The board of directors of property data and analytics company CoreLogic announced Sunday a special shareholders’ meeting to be held on Nov. 17 to address the continued $7 billion takeover attempt by two of its investors.

On June 26, Cannae and Senator — who jointly own or have an economic interest equivalent to approximately 15% of CoreLogic’s outstanding common stock —  offered to buy CoreLogic for $65 per share in cash. CoreLogic rejected the bid, calling it an “opportunistic proposal” that “significantly undervalued” the company. The investors then threatened to replace CoreLogic’s board, and CoreLogic issued another rejection of the bid. 

On July 29, the two firms issued an open letter to fellow shareholders announcing that they had initiated a process to call a special meeting of shareholders to elect nine “independent and highly accomplished directors” to the CoreLogic board of directors. Their goal is to replace the majority of the board with “nominees who will act in best interests of shareholders” who have no affiliation or association with Senator, Cannae, or any of their affiliates.

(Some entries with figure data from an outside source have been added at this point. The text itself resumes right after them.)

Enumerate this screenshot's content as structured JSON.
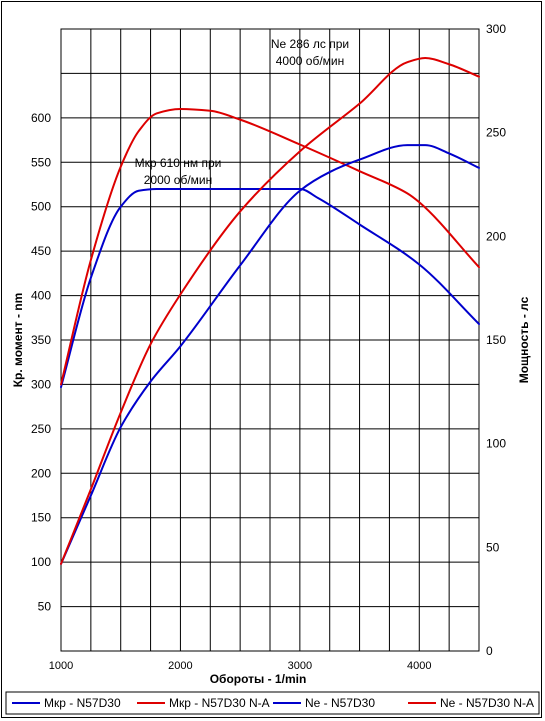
{
  "chart_data": {
    "type": "line",
    "xlabel": "Обороты - 1/min",
    "ylabel_left": "Кр. момент - nm",
    "ylabel_right": "Мощность - лс",
    "xlim": [
      1000,
      4500
    ],
    "ylim_left": [
      0,
      700
    ],
    "ylim_right": [
      0,
      300
    ],
    "x_ticks": [
      "1000",
      "2000",
      "3000",
      "4000"
    ],
    "y_left_ticks": [
      "50",
      "100",
      "150",
      "200",
      "250",
      "300",
      "350",
      "400",
      "450",
      "500",
      "550",
      "600"
    ],
    "y_right_ticks": [
      "0",
      "50",
      "100",
      "150",
      "200",
      "250",
      "300"
    ],
    "grid": true,
    "legend_position": "bottom",
    "annotations": [
      {
        "lines": [
          "Ne 286 лс при",
          "4000 об/мин"
        ]
      },
      {
        "lines": [
          "Мкр 610 нм при",
          "2000 об/мин"
        ]
      }
    ],
    "series": [
      {
        "name": "Мкр - N57D30",
        "axis": "left",
        "color": "#0000cc",
        "x": [
          1000,
          1250,
          1500,
          1650,
          1800,
          2000,
          2500,
          3000,
          3150,
          3500,
          4000,
          4500
        ],
        "y": [
          297,
          420,
          500,
          518,
          520,
          520,
          520,
          520,
          510,
          480,
          435,
          368
        ]
      },
      {
        "name": "Мкр - N57D30 N-A",
        "axis": "left",
        "color": "#dd0000",
        "x": [
          1000,
          1250,
          1500,
          1650,
          1800,
          2000,
          2250,
          2500,
          3000,
          3500,
          3900,
          4000,
          4500
        ],
        "y": [
          300,
          440,
          545,
          585,
          605,
          610,
          608,
          598,
          570,
          540,
          515,
          505,
          432
        ]
      },
      {
        "name": "Ne - N57D30",
        "axis": "right",
        "color": "#0000cc",
        "x": [
          1000,
          1250,
          1500,
          1750,
          2000,
          2500,
          3000,
          3250,
          3500,
          3900,
          4050,
          4250,
          4500
        ],
        "y": [
          42,
          75,
          108,
          130,
          147,
          186,
          222,
          231,
          237,
          244,
          244,
          240,
          233
        ]
      },
      {
        "name": "Ne - N57D30 N-A",
        "axis": "right",
        "color": "#dd0000",
        "x": [
          1000,
          1250,
          1500,
          1750,
          2000,
          2500,
          3000,
          3500,
          3900,
          4050,
          4250,
          4500
        ],
        "y": [
          42,
          78,
          115,
          148,
          172,
          212,
          241,
          264,
          284,
          286,
          283,
          277
        ]
      }
    ]
  }
}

Over the weekend, CoreLogic said the purpose of the Nov. 17 special meeting is to consider and vote on the replacement of up to nine of its directors with nominees identified by Senator and Cannae.

In a statement, Chairman Paul Folino said the company has scheduled the meeting “so that Senator and Cannae will have no reason to continue the convoluted two-step solicitation process they are now pursuing.”

He went on to point to recent massive M&As (such as BlackKnight’s $1.8 billion upcoming buy of Optimal Blue and Intercontinental Exchange’s planned $11 billion acquisition of Ellie Mae) in the industry as further evidence that the investors’ bid “significantly undervalues” the company.